Why This Matters
When one service in your system goes down, every service that depends on it starts accumulating timeouts and errors. Those services then become slow, causing their callers to time out too. This is a failure cascade -- a single failure that spreads across your entire system like falling dominoes.
A circuit breaker stops this cascade by detecting repeated failures and short-circuiting requests to the failing service. Instead of waiting 30 seconds for a timeout, the circuit breaker immediately returns an error, freeing up resources and preventing the failure from spreading. It is named after the electrical circuit breaker that prevents house fires by cutting power when it detects a dangerous current.
Define Terms
Visual Model
The full process at a glance. Click Start tour to walk through each step.
Circuit breaker states: Closed (normal), Open (failing fast), Half-Open (testing recovery).
Code Example
// Circuit breaker implementation
class CircuitBreaker {
constructor(options = {}) {
this.failureThreshold = options.failureThreshold || 5;
this.resetTimeout = options.resetTimeout || 30000; // 30 seconds
this.state = "CLOSED";
this.failureCount = 0;
this.lastFailureTime = null;
this.successCount = 0;
}
async call(fn) {
if (this.state === "OPEN") {
// Check if timeout has elapsed
if (Date.now() - this.lastFailureTime >= this.resetTimeout) {
this.state = "HALF_OPEN";
console.log("Circuit HALF-OPEN: testing...");
} else {
throw new Error("Circuit breaker is OPEN - request rejected");
}
}
try {
const result = await fn();
this.onSuccess();
return result;
} catch (error) {
this.onFailure();
throw error;
}
}
onSuccess() {
this.failureCount = 0;
if (this.state === "HALF_OPEN") {
this.state = "CLOSED";
console.log("Circuit CLOSED: service recovered");
}
}
onFailure() {
this.failureCount++;
this.lastFailureTime = Date.now();
if (this.failureCount >= this.failureThreshold) {
this.state = "OPEN";
console.log(`Circuit OPEN after ${this.failureCount} failures`);
}
}
getState() {
return this.state;
}
}
// Usage
const breaker = new CircuitBreaker({ failureThreshold: 3 });
let attempts = 0;
async function flakyService() {
attempts++;
if (attempts <= 4) throw new Error("Service down");
return "Success!";
}
async function demo() {
for (let i = 0; i < 5; i++) {
try {
const result = await breaker.call(flakyService);
console.log("Result:", result);
} catch (e) {
console.log(`Attempt ${i + 1}: ${e.message} [${breaker.getState()}]`);
}
}
}
demo();Interactive Experiment
Try these modifications to understand circuit breaker behavior:
- Change the failure threshold to 1 and observe how quickly the circuit opens. Then change it to 10. What are the tradeoffs?

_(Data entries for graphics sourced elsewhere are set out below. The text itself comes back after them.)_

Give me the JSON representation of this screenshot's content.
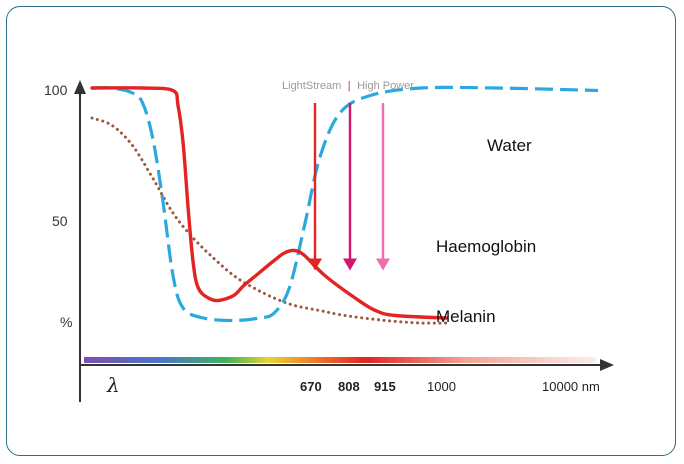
{
  "chart_data": {
    "type": "line",
    "ylabel": "%",
    "xlabel": "λ",
    "y_ticks": [
      "100",
      "50"
    ],
    "x_ticks": [
      {
        "label": "670",
        "bold": true
      },
      {
        "label": "808",
        "bold": true
      },
      {
        "label": "915",
        "bold": true
      },
      {
        "label": "1000",
        "bold": false
      },
      {
        "label": "10000 nm",
        "bold": false
      }
    ],
    "ylim": [
      0,
      100
    ],
    "series": [
      {
        "name": "Water",
        "color": "#2aa8e0",
        "style": "dashed",
        "points": [
          [
            0.0,
            100
          ],
          [
            0.04,
            100
          ],
          [
            0.08,
            98
          ],
          [
            0.1,
            94
          ],
          [
            0.12,
            80
          ],
          [
            0.14,
            55
          ],
          [
            0.16,
            25
          ],
          [
            0.18,
            12
          ],
          [
            0.22,
            8
          ],
          [
            0.28,
            7
          ],
          [
            0.33,
            8
          ],
          [
            0.36,
            10
          ],
          [
            0.39,
            20
          ],
          [
            0.42,
            45
          ],
          [
            0.45,
            72
          ],
          [
            0.49,
            90
          ],
          [
            0.55,
            97
          ],
          [
            0.65,
            100
          ],
          [
            0.8,
            100
          ],
          [
            1.0,
            99
          ]
        ]
      },
      {
        "name": "Haemoglobin",
        "color": "#e42323",
        "style": "solid",
        "points": [
          [
            0.0,
            100
          ],
          [
            0.1,
            100
          ],
          [
            0.16,
            99
          ],
          [
            0.17,
            93
          ],
          [
            0.18,
            78
          ],
          [
            0.19,
            52
          ],
          [
            0.2,
            30
          ],
          [
            0.21,
            20
          ],
          [
            0.23,
            16
          ],
          [
            0.25,
            15
          ],
          [
            0.28,
            17
          ],
          [
            0.3,
            21
          ],
          [
            0.33,
            26
          ],
          [
            0.36,
            31
          ],
          [
            0.38,
            34
          ],
          [
            0.4,
            35
          ],
          [
            0.42,
            33
          ],
          [
            0.46,
            25
          ],
          [
            0.52,
            16
          ],
          [
            0.56,
            11
          ],
          [
            0.6,
            9
          ],
          [
            0.7,
            8
          ]
        ]
      },
      {
        "name": "Melanin",
        "color": "#9b5a3b",
        "style": "dotted",
        "points": [
          [
            0.0,
            88
          ],
          [
            0.04,
            85
          ],
          [
            0.08,
            77
          ],
          [
            0.12,
            64
          ],
          [
            0.16,
            50
          ],
          [
            0.2,
            40
          ],
          [
            0.24,
            32
          ],
          [
            0.28,
            25
          ],
          [
            0.32,
            20
          ],
          [
            0.36,
            16
          ],
          [
            0.4,
            13
          ],
          [
            0.45,
            11
          ],
          [
            0.5,
            9
          ],
          [
            0.58,
            7
          ],
          [
            0.65,
            6
          ],
          [
            0.7,
            6
          ]
        ]
      }
    ],
    "series_labels": [
      "Water",
      "Haemoglobin",
      "Melanin"
    ],
    "annotations": {
      "label_left": "LightStream",
      "separator": "|",
      "label_right": "High Power",
      "arrows": [
        {
          "wavelength": "670",
          "color": "#e42323",
          "tip": 27
        },
        {
          "wavelength": "808",
          "color": "#d6166e",
          "tip": 27
        },
        {
          "wavelength": "915",
          "color": "#ee6fb0",
          "tip": 27
        }
      ]
    }
  }
}
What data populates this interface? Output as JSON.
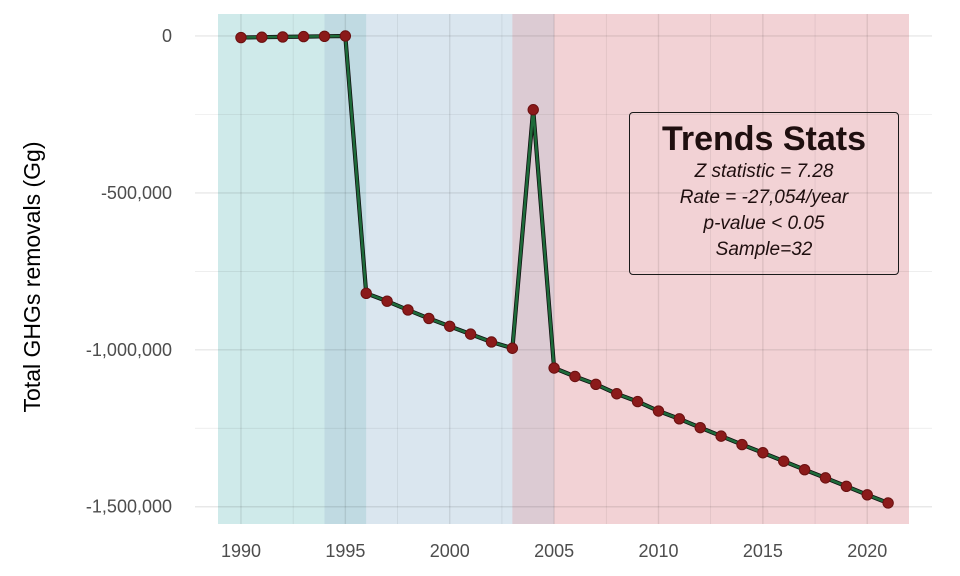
{
  "chart_data": {
    "type": "line",
    "title": "",
    "xlabel": "",
    "ylabel": "Total GHGs removals (Gg)",
    "xlim": [
      1988.9,
      2022.0
    ],
    "ylim": [
      -1555000,
      70000
    ],
    "x_ticks": [
      1990,
      1995,
      2000,
      2005,
      2010,
      2015,
      2020
    ],
    "x_tick_labels": [
      "1990",
      "1995",
      "2000",
      "2005",
      "2010",
      "2015",
      "2020"
    ],
    "y_ticks": [
      0,
      -500000,
      -1000000,
      -1500000
    ],
    "y_tick_labels": [
      "0",
      "-500,000",
      "-1,000,000",
      "-1,500,000"
    ],
    "grid": true,
    "line_color": "#1e6b3a",
    "point_color": "#8b1a1a",
    "bands": [
      {
        "x0": 1988.9,
        "x1": 1994.0,
        "color": "#4db1b3",
        "opacity": 0.27
      },
      {
        "x0": 1994.0,
        "x1": 1996.0,
        "color": "#3f8ea8",
        "opacity": 0.33
      },
      {
        "x0": 1996.0,
        "x1": 2003.0,
        "color": "#96b7d2",
        "opacity": 0.35
      },
      {
        "x0": 2003.0,
        "x1": 2005.0,
        "color": "#a77c92",
        "opacity": 0.4
      },
      {
        "x0": 2005.0,
        "x1": 2022.0,
        "color": "#dc8a90",
        "opacity": 0.38
      }
    ],
    "series": [
      {
        "x": [
          1990,
          1991,
          1992,
          1993,
          1994,
          1995,
          1996,
          1997,
          1998,
          1999,
          2000,
          2001,
          2002,
          2003,
          2004,
          2005,
          2006,
          2007,
          2008,
          2009,
          2010,
          2011,
          2012,
          2013,
          2014,
          2015,
          2016,
          2017,
          2018,
          2019,
          2020,
          2021
        ],
        "y": [
          -5000,
          -4000,
          -3000,
          -2000,
          -1000,
          0,
          -820000,
          -845000,
          -873000,
          -900000,
          -925000,
          -950000,
          -975000,
          -995000,
          -235000,
          -1058000,
          -1085000,
          -1110000,
          -1140000,
          -1165000,
          -1195000,
          -1220000,
          -1248000,
          -1275000,
          -1302000,
          -1328000,
          -1355000,
          -1382000,
          -1408000,
          -1435000,
          -1462000,
          -1488000
        ]
      }
    ]
  },
  "stats_box": {
    "title": "Trends Stats",
    "z_statistic": "Z statistic = 7.28",
    "rate": "Rate = -27,054/year",
    "p_value": "p-value < 0.05",
    "sample": "Sample=32"
  }
}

- Add a fallback function that returns cached or default data when the circuit is open.
- Implement the bulkhead pattern: limit the number of concurrent requests to a service so one slow service cannot consume all your threads.
- Add metrics tracking: count total requests, successful requests, rejected requests, and circuit state transitions.
Quick Quiz
Coding Challenge
Write a function called `shouldTripCircuit` that takes an array of recent request results (true for success, false for failure) and a failure rate threshold (a decimal like 0.5 for 50%). Return true if the failure rate exceeds the threshold.
Real-World Usage
Circuit breakers are standard in production microservice architectures:
- Netflix Hystrix: The original library that popularized the circuit breaker pattern. Though now in maintenance mode, its ideas are embedded in every modern service mesh.
- Resilience4j: A lightweight Java library for fault tolerance with circuit breakers, rate limiters, bulkheads, and retries.
- Istio/Envoy: Service mesh proxies implement circuit breakers at the infrastructure level, requiring no code changes in your services.
- AWS App Mesh: Provides circuit breaker functionality as part of the service mesh for ECS and EKS workloads.
- Polly (.NET): A .NET resilience library supporting circuit breakers, retries, and fallbacks.